WASHINGTON DC – A recent article in the Wall Street Journal suggests that the Pentagon itself fueled much of the “mythology” surrounding UFO stories. Citing current and former government sources, reporters Joel Schectman and Aruna Viswanatha write that a decades-long hazing ritual left “hundreds and hundreds” of Air Force personnel convinced that the Pentagon harbored a “secret alien project.”

The report also alleges that an Air Force colonel intentionally stoked UFO speculation at a Nevada bar in the 1980s as cover for the development of the first stealth fighter. Similarly, their sources claim that there is a “terrestrial explanation” for a prominent incident involving UFOs and nuclear weapons.

While each of these points merits close attention, the Journal’s reporting must also be scrutinized for what it omits.

Schectman and Viswanatha suggest that “MAGA skepticism about the ‘deep state’” is motivating Republican members of Congress to investigate government involvement with UFOs. Yet they make no mention of Senate Minority Leader Chuck Schumer (D-N.Y.) and Sen. Mike Rounds’s (R-S.D.) bipartisan 64-page UAP Disclosure Act, which alleges that a secret government “legacy program” has recovered UFOs and “biological evidence of non-human intelligence.”

In a recent interview on NewsNation, Rounds confirmed that he and Schumer will reintroduce the legislation in the coming weeks. Schumer alleged on the Senate floor in December 2023 that the federal government has “gathered a great deal of information about [UFOs] over many decades but has refused to share it with the American people” — and, per “multiple credible sources,” with Congress as well.

Moreover, the authors omit eyebrow-raising comments from lawmakers and officials describing individuals alleging “firsthand” knowledge of unreported UFO retrieval and reverse-engineering programs. This includes comments from Secretary of State Marco Rubio, Sen. Kirsten Gillibrand (D-N.Y.), former Rep. Mike Gallagher (R-Wis.), current director of the Pentagon UFO stories analysis office Jon Kosloski, veteran congressional staffer Kirk McConnell and former intelligence official David Grusch.

The fact that multiple high-ranking officials have claimed firsthand knowledge of secret UFO programs does not square easily with a “bizarre hazing ritual” involving bogus “alien projects.”

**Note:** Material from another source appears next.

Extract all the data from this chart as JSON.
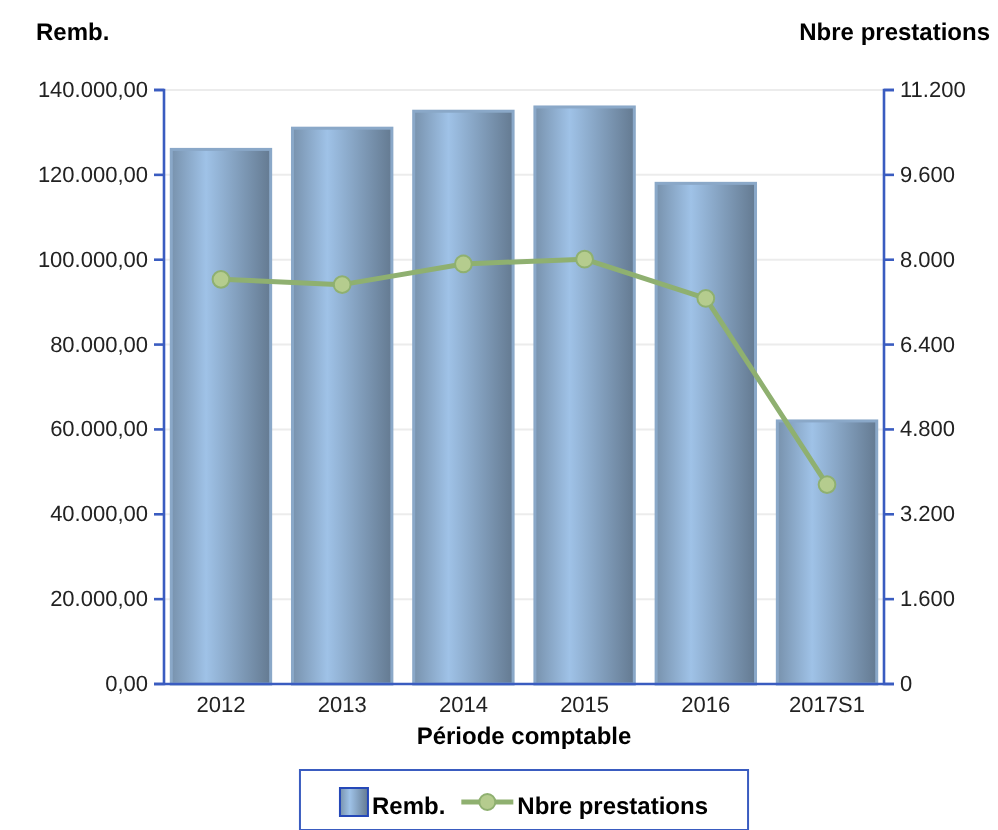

According to the Journal, Sean Kirkpatrick, the former director of the Pentagon’s UFO stories analysis office, uncovered broad hazing practices in which “thousands” of Air Force officers were briefed on secret “alien” activities over several decades. The prank apparently included requiring personnel to sign non-disclosure agreements that carried the threat of jail or execution, leaving officers “scared to death” if they revealed the nonexistent program.

But no evidence of such systemic, widespread hazing about extraterrestrials has yet emerged. Nor can Kirkpatrick and his former office keep their stories straight. A year after supposedly discovering such extensive hazing activity, Kirkpatrick and the Pentagon claimed that longstanding allegations of secret UFO retrieval and reverse-engineering programs are the product of “circular reporting” from a “small group” of alien believers. Yet now, supposedly, “thousands” of personnel were led to believe that such programs exist. Which one is it?

Kirk McConnell recently retired after serving 37 years on the congressional Armed Services and Intelligence Committees, where he held the highest, most compartmented security clearances. He was also one of the Senate’s lead staffers on UFOs.

McConnell told us that he is “confident” that he “was never told by Kirkpatrick or anyone else from [the Pentagon’s UFO office] or the Department of Defense that the Department had uncovered and documented a significant number of instances where Department of Defense officials actively and knowingly spread misinformation about UAP in order to provide cover for special access programs or to play jokes on their colleagues.”